Situação emergencial pode justificar liberação de vacina sem aval da Anvisa
O governador do Maranhão, Flávio Dino (PCdoB), anunciou que entrou com uma ação no STF (Supremo Tribunal Federal) pedindo a liberação da compra de vacinas contra a Covid-19 que ainda não foram aprovadas pela Anvisa (Agência Nacional de Vigilância Sanitária), mas que tenham autorização de agências sanitárias internacionais. Ele não explicou se pediu também permissão para a aplicação dos imunizantes.
Também nesta terça, o ministro da Saúde, Eduardo Pazuello, afirmou em reunião virtual com governadores que a Anvisa deve demorar 60 dias para certificar qualquer vacina contra a doença. Advogados se dividem sobre o tema. Se a gravidade da situação exige medidas excepcionais, a decisão também pode trazer consequências negativas para o sistema de saúde.
“Essa ação poderá abrir um precedente temerário para obtenção de qualquer medicamento, inclusive de alto custo, sendo ainda contrária à parte da jurisprudência do STF que define que somente os medicamentos constantes do rol da ANS (Agência Nacional de Saúde Suplementar), ainda que apenas exemplificativos, podem ser pleiteados, via judicialização, ao setor público ou privado”, afirma Fernanda Zucare, especialista em Direito de Saúde e sócia do Zucare Advogados Associados.
A advogada também questiona a capacidade financeira dos Estados. “Os Estados não teriam estrutura financeira para atender essa demanda de medicamentos, inclusive aqueles de alto custo. Dessa forma, quem arcaria com essa despesa? Vale ressaltar que já temos um sistema de saúde extremamente carente”, destaca.
Saulo Stefanone Alle, do Peixoto & Cury Advogados, entende que a excepcionalidade da situação justifica medidas excepcionais previstas em lei.
“A própria lei federal que trata das medidas para enfrentamento da pandemia prevê autorização excepcional para a importação e distribuição de quaisquer materiais, medicamentos, equipamentos e insumos da área de saúde sujeitos à vigilância sanitária sem registro na Anvisa, e que sejam considerados essenciais para auxiliar no combate à pandemia do coronavírus. A condição é que o medicamento ou insumo esteja registrado em uma das seguintes agências: americana (FDA), europeia (EMA), japonesa (PMDA) ou chinesa (NMPA)”, explica Saulo.

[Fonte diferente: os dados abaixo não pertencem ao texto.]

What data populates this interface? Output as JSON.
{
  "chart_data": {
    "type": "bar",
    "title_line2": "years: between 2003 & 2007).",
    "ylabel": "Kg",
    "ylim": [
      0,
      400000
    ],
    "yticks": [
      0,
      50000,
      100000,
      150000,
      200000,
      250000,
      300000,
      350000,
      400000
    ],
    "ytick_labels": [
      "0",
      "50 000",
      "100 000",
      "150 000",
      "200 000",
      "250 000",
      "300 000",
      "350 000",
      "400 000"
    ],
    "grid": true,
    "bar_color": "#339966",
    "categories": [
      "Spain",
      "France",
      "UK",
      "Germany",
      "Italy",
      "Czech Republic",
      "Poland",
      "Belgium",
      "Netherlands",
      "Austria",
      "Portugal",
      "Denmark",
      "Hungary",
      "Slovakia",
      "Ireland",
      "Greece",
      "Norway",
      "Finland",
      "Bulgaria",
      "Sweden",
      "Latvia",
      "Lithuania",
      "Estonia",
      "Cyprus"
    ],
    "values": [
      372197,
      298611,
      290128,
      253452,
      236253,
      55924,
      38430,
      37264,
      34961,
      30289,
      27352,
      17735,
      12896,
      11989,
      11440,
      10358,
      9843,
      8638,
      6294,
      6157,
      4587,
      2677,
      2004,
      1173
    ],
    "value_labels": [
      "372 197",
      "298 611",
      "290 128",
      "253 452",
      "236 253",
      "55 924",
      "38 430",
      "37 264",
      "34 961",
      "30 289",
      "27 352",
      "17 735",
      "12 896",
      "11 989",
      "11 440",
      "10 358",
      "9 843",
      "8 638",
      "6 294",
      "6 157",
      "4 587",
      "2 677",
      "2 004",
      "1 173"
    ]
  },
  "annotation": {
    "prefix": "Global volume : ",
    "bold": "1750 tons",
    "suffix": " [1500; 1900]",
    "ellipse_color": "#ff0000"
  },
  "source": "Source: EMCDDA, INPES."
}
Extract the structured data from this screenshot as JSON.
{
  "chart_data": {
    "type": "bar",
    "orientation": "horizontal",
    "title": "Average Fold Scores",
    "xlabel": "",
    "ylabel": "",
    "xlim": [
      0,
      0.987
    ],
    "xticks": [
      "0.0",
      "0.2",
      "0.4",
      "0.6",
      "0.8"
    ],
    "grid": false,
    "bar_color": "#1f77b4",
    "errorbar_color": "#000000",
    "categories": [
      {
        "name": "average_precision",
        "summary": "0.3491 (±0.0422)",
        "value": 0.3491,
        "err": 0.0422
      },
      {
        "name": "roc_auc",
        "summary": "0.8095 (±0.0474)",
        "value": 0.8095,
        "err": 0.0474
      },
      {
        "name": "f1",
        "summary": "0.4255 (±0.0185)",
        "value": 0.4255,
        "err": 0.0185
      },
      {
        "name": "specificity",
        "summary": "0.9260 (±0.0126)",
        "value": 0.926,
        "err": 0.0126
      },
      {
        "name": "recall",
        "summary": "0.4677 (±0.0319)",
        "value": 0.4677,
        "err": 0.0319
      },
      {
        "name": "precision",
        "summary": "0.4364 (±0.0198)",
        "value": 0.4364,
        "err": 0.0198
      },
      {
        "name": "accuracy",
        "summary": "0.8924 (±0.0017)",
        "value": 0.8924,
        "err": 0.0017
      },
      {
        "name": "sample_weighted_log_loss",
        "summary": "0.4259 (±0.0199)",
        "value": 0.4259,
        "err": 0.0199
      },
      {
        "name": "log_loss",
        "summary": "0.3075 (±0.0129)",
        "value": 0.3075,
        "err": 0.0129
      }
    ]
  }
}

A opinião é compartilhada por Raphael Sodré Cittadino, sócio fundador do Cittadino, Campos & Antonioli Advogados Associados e presidente do Instituto de Estudos Legislativos e Políticas Públicas (IELP). “A Lei 14.006, aprovada em 28 de maio deste ano, já prevê que a Anvisa possui 72h para responder a pedido de autorização emergencial de medicamento previamente aprovado pelas autoridades sanitárias dos EUA, União Europeia, China e Japão, e caso não se manifeste, considera-se aprovado o pedido”, diz.
Um projeto de lei, que autoriza estados e municípios a importarem, mesmo sem autorização do Ministério da Saúde, vacinas contra a Covid-19, tramita atualmente na Câmara dos Deputados. Segundo o PL 5413/20, cada cidade ou unidade da Federação definiria sua própria estratégia de imunização.
Marcus Vinicius Macedo Pessanha, advogado do escritório Nelson Wilians Advogados, especialista em Direito Público Administrativo e Regulatório, ressalta que mais uma vez o STF é chamado a exercer seu papel de Corte Constitucional e política em matérias de grande relevância pública, como as ligadas ao combate à pandemia. “E é importante que seja assim, pois o juízo técnico-jurídico utilizado pela Suprema Corte traz equilíbrio e razoabilidade para um debate inflamado e permeado por entendimentos nem sempre alinhados com as evidências científicas e a preservação da saúde pública”, comenta.
O advogado constitucionalista Adib Abdouni entende ser remota a chance de êxito da medida proposta pelo estado do Maranhão. “O deferimento judicial iria depender, uma vez presente inequívoca demonstração das evidências científicas de eficácia e segurança do imunizante estrangeiro pendente de registro, da constatação do atraso injustificável da Anvisa, a revelar, a partir daí, a incapacidade do governo federal quanto à implementação de um plano nacional de vacinação, haja vista que a supressão de vontade ou a superação da inércia da agência reguladora – pelo Poder Judiciário – assumiria um caráter absolutamente excepcional, cujo cenário atual parece desautorizar.”